Talk Is Cheap, Say Aussie Bulls Shrugging Off RBA's Rhetoric

(Bloomberg) -- It will take more than just rhetoric to tame Australian dollar bulls as the currency hovers near a two-year high.

Unless the Reserve Bank’s willing to signal it’s ready to cut interest rates, anyone betting on the Aussie has little to fear, according to National Australia Bank Ltd. and Westpac Banking Corp. AMP Capital Investors Ltd.’s Nader Naeimi, who made the right bet buying the Aussie about eight months ago, said he will only switch to wagering against the currency if it climbs closer to 85 U.S. cents. Eaton Vance Corp. said the currency will probably approach that level if iron ore, the nation’s largest export, extends its rebound and the greenback goes on slumping.

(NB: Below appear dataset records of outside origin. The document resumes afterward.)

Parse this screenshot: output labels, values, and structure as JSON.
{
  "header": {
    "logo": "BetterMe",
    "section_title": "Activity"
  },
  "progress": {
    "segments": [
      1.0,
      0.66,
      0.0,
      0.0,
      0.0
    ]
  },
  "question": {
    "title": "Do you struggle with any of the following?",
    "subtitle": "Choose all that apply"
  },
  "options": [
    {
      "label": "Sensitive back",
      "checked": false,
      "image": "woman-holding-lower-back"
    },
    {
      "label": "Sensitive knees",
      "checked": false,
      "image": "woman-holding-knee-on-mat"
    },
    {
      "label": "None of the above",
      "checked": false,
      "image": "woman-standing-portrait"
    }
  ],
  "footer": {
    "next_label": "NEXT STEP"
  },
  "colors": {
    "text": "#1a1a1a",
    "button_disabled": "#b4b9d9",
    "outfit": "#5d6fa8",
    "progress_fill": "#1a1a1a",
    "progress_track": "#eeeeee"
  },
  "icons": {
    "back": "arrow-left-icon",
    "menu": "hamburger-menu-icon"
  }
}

Talk Is Cheap, Say Aussie Bulls Shrugging Off RBA's Rhetoric

The RBA warned Tuesday that a rising local dollar is set to subdue inflation and weigh down growth and employment. HSBC Holdings Plc is among those saying that was actually a fairly mild reaction, considering the Aussie has rallied about 4 cents since policy makers’ previous meeting in July.

“It was a quite a neutral statement,” said Naeimi, who heads a dynamic investment fund in Sydney at AMP Capital, which oversees $120 billion. “If the Australian dollar pushes up toward 85 cents, then that would get the RBA more concerned.”

He has started trimming his positions in the currency but won’t start shorting it until it gets to about 85 cents, a level last seen in November 2014.

The Aussie bought 79.44 cents at 2:14 p.m. in Sydney, after reaching a two-year high of 80.66 cents last week. The currency has surged more than 10 percent this year, hampering the central bank’s efforts to guide the economy’s transition to growth led by education and tourism instead of iron ore and coal. Governor Philip Lowe and his deputy, Guy Debelle, began to ramp up their rhetoric on the local dollar late last month.

The RBA maintained its forecast for the economy to expand around 3 percent in the next couple of years after leaving its benchmark rate at a record low of 1.5 percent. It will release its updated growth and inflation projections in its quarterly statement Friday. 

Swaps traders expect the RBA to hold rates through the first half of 2018, betting on a hike only in the latter part of the year. As a result, Australia’s bond yield premium over Treasuries will likely narrow as the Federal Reserve tightens policy, limiting the Aussie’s gains, Naeimi said.

“The near term risk is that the latest Aussie strength could extend to at least 82 cents,” said Rodrigo Catril, a currency strategist at National Australia Bank in Sydney. “But a revival in the U.S. dollar’s fortunes before year-end should bring the Aussie lower.”

Talk Is Cheap, Say Aussie Bulls Shrugging Off RBA's Rhetoric

Australia’s dollar is 16 percent overvalued, the most among Group-of-10 currencies after New Zealand’s, according to a measure of purchasing-power parity that takes into account consumer-price gains.

Leveraged funds raised their net Aussie long wagers about a week ago to the most since April 2016, according to the Washington-based Commodity Futures Trading Commission. That leaves the currency vulnerable should the U.S. dollar rebound or if there’s a spike in risk aversion, said Sean Callow, a senior currency strategist at Westpac in Sydney.

Westpac expects the Aussie to advance to as high as 81.50 U.S. cents, before retreating to the “high 70s.”

“Today doesn’t seem to be the day to call a high in the Aussie, with the RBA statement unthreatening,” Callow said Tuesday. “But big picture, we see the Aussie as stretched, well above fair value.”

Eaton Vance continues to favor a stronger Australian dollar, in particular against the kiwi as the bigger economy outperforms and leads the RBA to run a more hawkish policy than the Reserve Bank of New Zealand, said Eric Stein, Boston-based co-director of global fixed income at the firm. If the Australian economy slows and inflation is low though, the RBA will turn more dovish and will try to rein in the currency’s strength, he said.

“If terms of trade keep going up, they will be OK with a stronger Australian dollar,” Stein said. “They would be more concerned if there is a disconnect between the two.”